Monday, March 9, 2009

phoenix

This is going to sound worse or better than I mean it to, because of the strange sense that Mercury is working on things and either paying too much attention or not enough, to how words mean, and there's a lot of things that could happen when Mercury reads post-structuralism, and I hear he is (she is), and so and so and so, with that in mind, not enough to go on like this, even writing or talking, but listen, this is for me:
I have a love for Phoenix, it's a love for the girl you always felt something for. Not you, by you, I mean me. Phoenix is the girl I always felt something for. It's like that.
And it gets more complicated. On this past Art Detour, when thousands and thousands gather to support local art, and become one with the cultural mess that is this city, the mess I love, I love the mess, when thousands gather upon this downtown and just melt into the galleries and hang out for days and everyone loves everyone, and people drink beer and smoke hash and share hookahs, and people fall in love, and kids make fingerpaintings in the style of Witkiewicz and Giacometti, and everyone releases balloons at the same time, the art detour weekend in my dreams where it's all everyone all doing everything with everyone, and art it's art it's about art it's art; this art detour, I was so ready to open my doors to my house/gallery, and see who might want to wander off grand and follow the map to my place, to see the installations of the brilliant paintings by Tiffinie Greer, check out the carefully laid exhibition of past TIMB production ephemera, see Elli's art on the walls (including one of her recent works where she writes 10 times, "I'm sorry I poked you in the face," which is part of a longer narrative), watch old video work from past productions, see Rebecca Martos' cool video samples, and generally get the vibe or the groove or the atmosphere of who we are: a mystical arts laboratory whose secrets can't be revealed (honestly), and whose work is transgressive and transcultural, and generally thinky and interesting and visceral. You can come and draw chalk on naked bellies during performances where text overwhelms image, and the images are surreal mindscapes that are erotic or disturbing or generally just fuckin funny. I could not wait to see who would wander in, with low expectations.
Phoenix is strange. Is for me that girl in Las Vegas who might have worked out, but I never called her (oh but there's no regret there, really, the things that worked out there were lovely, and I'm only talking about that longing feeling that starts with a "what-if," but really doesn't hit the back of the heart...)..
But somewhere in my heart, the part that has low expectations, holds out a small hope that suddenly suddenly, and the room will spin and she is there, Phoenix, she's come into the room, and she wants to see everything, and know everything, and she wants to see all the dvds, and draw on everyone's belly, and then she wants to ask questions, and ask more questions, and my questions make her swoony, and she has more questions about my questions, and a long night is ahead. It's the hope. But Phoenix always says she's on the way, but never makes it.

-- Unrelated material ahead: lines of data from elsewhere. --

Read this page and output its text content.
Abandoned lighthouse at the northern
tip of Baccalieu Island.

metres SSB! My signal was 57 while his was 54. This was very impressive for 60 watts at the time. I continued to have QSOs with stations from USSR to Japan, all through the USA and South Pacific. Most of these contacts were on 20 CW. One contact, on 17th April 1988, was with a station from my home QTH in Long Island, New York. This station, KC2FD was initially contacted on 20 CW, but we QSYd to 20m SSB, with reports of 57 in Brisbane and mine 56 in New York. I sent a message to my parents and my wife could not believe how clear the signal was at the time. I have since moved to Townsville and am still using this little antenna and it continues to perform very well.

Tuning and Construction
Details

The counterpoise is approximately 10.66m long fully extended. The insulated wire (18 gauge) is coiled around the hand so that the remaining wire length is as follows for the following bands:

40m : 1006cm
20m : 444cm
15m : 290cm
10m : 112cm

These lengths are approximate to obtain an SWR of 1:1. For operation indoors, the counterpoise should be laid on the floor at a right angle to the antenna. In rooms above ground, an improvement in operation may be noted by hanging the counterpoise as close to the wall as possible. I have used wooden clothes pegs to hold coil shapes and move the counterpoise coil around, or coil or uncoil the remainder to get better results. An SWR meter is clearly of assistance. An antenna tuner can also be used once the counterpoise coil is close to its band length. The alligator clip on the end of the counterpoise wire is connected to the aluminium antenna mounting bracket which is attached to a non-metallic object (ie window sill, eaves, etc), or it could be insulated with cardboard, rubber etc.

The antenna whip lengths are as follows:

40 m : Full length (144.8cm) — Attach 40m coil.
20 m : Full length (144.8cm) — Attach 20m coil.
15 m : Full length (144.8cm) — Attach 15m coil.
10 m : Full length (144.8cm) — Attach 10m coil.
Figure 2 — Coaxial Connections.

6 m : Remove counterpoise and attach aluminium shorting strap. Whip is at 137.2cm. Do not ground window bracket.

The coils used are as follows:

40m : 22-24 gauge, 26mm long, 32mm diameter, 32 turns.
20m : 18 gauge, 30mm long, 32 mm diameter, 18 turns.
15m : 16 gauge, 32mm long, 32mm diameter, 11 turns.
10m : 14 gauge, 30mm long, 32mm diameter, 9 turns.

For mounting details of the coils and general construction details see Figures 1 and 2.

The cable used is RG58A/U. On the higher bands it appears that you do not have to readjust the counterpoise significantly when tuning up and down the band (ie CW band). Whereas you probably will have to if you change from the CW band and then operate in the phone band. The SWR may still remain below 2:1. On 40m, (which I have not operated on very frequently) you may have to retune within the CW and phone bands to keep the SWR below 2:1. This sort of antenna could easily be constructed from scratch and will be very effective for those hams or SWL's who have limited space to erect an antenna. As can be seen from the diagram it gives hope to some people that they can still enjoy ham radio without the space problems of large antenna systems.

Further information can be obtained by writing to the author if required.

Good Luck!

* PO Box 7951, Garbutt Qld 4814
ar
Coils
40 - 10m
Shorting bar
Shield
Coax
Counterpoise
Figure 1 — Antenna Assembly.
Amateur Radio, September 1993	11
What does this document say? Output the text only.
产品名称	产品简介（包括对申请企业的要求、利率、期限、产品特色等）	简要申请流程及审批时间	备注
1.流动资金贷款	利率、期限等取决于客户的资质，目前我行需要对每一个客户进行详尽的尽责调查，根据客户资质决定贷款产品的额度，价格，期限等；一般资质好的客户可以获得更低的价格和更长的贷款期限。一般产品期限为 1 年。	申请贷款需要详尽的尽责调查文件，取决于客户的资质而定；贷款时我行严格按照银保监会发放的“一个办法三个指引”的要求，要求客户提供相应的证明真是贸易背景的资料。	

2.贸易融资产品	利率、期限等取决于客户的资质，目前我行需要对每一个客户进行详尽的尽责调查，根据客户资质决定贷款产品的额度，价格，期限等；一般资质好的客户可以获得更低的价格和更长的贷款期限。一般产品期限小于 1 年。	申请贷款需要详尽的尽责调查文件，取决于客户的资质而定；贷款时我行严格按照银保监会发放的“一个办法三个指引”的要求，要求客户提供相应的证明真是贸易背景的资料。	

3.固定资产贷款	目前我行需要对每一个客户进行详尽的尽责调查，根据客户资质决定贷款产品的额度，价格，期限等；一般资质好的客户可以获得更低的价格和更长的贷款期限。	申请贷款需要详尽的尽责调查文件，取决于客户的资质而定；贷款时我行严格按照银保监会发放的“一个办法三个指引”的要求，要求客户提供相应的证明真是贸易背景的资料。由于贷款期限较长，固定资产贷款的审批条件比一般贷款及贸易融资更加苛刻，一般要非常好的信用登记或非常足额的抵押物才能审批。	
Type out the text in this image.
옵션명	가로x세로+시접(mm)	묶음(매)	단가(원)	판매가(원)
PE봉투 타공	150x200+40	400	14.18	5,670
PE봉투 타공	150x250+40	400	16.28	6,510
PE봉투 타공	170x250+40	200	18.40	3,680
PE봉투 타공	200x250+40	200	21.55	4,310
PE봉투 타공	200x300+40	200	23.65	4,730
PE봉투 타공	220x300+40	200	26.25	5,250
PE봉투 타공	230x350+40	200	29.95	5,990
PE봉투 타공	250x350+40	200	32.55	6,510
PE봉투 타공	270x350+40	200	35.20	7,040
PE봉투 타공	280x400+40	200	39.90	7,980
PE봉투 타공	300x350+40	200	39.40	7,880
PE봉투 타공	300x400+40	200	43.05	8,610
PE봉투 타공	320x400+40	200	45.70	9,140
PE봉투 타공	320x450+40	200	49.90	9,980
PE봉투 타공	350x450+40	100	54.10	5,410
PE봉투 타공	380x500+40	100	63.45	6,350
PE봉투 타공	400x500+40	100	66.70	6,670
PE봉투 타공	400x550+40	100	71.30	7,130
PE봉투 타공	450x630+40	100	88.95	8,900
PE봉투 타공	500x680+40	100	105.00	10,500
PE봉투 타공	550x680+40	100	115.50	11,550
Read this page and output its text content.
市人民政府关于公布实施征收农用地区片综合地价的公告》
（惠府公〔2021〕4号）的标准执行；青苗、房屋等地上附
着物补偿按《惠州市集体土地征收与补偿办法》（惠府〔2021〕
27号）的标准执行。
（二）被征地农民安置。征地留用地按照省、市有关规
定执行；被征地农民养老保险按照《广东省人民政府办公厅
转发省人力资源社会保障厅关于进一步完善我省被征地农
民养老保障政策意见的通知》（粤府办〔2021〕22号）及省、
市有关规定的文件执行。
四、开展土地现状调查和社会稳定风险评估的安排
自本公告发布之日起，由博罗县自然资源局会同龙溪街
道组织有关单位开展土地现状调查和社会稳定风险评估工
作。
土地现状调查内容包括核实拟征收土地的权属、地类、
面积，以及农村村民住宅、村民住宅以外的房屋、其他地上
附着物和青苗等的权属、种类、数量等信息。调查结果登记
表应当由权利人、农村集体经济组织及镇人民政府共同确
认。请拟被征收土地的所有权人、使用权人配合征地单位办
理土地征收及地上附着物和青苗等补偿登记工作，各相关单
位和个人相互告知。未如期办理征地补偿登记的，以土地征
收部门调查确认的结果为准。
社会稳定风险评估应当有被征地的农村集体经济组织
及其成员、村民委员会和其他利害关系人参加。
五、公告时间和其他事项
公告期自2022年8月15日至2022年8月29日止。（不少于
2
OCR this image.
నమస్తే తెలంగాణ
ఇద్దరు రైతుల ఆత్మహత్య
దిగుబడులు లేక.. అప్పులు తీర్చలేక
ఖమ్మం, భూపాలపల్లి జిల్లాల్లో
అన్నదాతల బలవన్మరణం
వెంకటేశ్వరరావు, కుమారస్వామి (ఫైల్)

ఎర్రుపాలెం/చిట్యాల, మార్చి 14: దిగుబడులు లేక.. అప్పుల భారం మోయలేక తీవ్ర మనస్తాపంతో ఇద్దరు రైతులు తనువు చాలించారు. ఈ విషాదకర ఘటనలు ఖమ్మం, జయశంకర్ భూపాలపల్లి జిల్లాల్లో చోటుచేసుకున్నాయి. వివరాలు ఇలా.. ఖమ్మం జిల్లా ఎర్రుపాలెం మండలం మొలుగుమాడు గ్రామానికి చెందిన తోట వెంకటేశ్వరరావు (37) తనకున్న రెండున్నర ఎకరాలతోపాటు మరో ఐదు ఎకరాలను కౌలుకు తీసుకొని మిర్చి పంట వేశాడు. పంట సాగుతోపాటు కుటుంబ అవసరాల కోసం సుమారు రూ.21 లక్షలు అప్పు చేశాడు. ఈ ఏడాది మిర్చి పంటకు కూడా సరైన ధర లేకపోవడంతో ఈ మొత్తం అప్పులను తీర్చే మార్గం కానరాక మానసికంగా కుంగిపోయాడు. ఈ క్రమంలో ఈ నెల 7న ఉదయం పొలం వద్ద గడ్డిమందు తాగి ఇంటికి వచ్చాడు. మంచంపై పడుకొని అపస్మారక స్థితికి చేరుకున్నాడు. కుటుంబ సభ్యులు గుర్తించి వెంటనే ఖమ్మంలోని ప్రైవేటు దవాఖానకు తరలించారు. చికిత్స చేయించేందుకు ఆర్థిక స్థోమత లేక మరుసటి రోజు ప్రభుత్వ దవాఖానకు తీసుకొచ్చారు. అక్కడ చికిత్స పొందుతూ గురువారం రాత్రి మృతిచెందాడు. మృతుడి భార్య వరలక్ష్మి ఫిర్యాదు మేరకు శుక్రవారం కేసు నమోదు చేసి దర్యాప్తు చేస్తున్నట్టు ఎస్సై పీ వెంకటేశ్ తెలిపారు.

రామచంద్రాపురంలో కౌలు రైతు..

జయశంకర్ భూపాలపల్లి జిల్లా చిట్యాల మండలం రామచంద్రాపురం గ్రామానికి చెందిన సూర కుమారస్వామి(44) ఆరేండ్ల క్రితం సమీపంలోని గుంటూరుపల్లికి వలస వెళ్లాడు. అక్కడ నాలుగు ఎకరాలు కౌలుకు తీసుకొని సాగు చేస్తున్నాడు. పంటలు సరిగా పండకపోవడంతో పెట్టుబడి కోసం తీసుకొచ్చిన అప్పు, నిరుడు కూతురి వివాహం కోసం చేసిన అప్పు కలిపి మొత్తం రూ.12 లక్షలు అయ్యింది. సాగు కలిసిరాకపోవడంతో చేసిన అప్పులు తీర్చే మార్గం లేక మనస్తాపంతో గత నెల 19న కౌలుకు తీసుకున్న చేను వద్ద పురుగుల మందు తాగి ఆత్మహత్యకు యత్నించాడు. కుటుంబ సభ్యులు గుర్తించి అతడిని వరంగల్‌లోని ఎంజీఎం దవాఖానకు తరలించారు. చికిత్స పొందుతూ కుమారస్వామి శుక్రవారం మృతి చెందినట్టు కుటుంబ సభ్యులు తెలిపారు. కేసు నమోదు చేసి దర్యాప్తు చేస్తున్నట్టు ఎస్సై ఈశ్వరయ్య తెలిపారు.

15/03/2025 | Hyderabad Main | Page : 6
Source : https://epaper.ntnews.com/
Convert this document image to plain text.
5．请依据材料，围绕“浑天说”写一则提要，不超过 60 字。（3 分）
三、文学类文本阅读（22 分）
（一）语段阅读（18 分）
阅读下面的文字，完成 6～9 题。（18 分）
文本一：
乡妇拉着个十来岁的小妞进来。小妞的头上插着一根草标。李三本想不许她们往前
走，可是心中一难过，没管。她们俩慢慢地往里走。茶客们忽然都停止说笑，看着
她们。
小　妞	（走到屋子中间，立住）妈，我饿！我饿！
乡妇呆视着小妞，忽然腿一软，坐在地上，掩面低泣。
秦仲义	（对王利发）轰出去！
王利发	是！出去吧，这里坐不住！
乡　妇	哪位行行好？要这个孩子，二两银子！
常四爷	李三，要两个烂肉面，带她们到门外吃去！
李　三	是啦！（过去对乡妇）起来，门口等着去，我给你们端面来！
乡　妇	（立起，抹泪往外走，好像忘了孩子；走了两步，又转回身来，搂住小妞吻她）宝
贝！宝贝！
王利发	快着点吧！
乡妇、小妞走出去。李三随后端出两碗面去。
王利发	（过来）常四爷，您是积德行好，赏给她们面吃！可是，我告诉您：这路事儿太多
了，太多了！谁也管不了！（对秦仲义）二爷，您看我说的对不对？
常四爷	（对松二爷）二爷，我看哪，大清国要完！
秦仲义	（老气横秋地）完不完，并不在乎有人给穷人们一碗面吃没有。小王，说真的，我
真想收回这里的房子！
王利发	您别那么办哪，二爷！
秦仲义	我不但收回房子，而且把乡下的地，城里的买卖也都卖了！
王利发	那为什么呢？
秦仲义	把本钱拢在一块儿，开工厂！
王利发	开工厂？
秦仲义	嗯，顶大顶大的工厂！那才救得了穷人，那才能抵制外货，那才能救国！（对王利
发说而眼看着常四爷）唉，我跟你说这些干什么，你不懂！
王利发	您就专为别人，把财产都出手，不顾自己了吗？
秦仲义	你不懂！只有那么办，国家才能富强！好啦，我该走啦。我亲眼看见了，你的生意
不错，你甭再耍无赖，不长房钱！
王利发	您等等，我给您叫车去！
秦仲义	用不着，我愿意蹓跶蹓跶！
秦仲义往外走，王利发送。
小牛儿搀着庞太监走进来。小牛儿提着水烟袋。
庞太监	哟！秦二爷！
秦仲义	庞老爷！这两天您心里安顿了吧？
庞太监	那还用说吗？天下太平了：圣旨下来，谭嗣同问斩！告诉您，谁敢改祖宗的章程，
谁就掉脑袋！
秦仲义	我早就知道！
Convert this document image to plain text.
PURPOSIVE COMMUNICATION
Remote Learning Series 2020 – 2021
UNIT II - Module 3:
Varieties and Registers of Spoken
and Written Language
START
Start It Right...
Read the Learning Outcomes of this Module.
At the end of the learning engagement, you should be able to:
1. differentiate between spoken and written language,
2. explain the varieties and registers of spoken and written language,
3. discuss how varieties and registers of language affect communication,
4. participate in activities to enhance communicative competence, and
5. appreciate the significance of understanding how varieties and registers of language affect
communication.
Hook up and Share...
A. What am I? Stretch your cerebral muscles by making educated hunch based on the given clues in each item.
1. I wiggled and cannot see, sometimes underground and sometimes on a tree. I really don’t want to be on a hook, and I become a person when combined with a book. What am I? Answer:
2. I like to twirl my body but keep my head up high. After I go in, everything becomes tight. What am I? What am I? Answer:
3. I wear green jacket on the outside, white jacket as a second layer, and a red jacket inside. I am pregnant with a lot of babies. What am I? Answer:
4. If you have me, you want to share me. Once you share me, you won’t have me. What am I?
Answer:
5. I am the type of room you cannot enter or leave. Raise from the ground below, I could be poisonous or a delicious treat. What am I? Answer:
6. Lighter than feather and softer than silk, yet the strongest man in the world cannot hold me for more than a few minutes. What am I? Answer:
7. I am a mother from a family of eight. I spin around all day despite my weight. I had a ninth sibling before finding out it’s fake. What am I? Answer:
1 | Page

She is nearly there, but will get stopped for a drug charge after they check her tags, and suddenly, she's gone for another 3 months, but she's coming back, and she wants to see me when she's back.
It's always like that, except when it's different, and when it's different, it's stranger. Because even like this weekend, where it's obviously time to move to Berlin, where there is no fake glamour, and some of the artists are smart, Phoenix comes in, and she's got a new look, and she's been reading the Situationists, and it's kind of hot.
But then the night begins, and it's always the same, it's so pleasant to talk to her, she's so elusive, but there's a point in the evening, after she starts to get drunk, and it's past midnight, where her make-up starts to fade, and I see something underneath, something much younger than she looked before, something much more innocent and scared, and something much more needy, and I'm being asked for something unclear, and none of the things I can offer seem to make her calm down. And then, when this game starts to feel ok, and we have roles, and places, and moves, and it's working, she starts to talk about her theories of everything, and it's almost interesting, but somehow goes back to why she likes Barry Goldwater.
And I shake my head at Phoenix, and look at the living ghosts and the dead identities of the locals who have been here for generations and don't get shown in galleries, and it's a longing for an elsewhere that's hard to place.
Phoenix can't come back for a month.
I can't open the door for her.
And then another day opens another revelation, in the form and content of an Afro-Cuban deity whose name is Yeggua; she's the beautiful young virgin in the cosmology, who was living in paradise, then was violated, and relegated to the bottom of the grave, where she eats the flesh of the dead. This is a serious and harsh punishment, and lately I am forced to contend with her image and energy, and I wonder, I wonder, if she's the girl on the porch who talks about Barry Goldwater, and wonder if she's got something much deeper, and much more powerful to reveal, and I think that's probably right, it's probably exactly right, Phoenix has more, and it might be endless, like the virgin girl who loves the edge of the beach, it might be elusive, and attractive, and endless, and might open up here, (D.F. is another story, my heart is already there, this time not as a metaphor) or might open up in Berlin, I don't know, but I am chasing rabbits, this is what I do.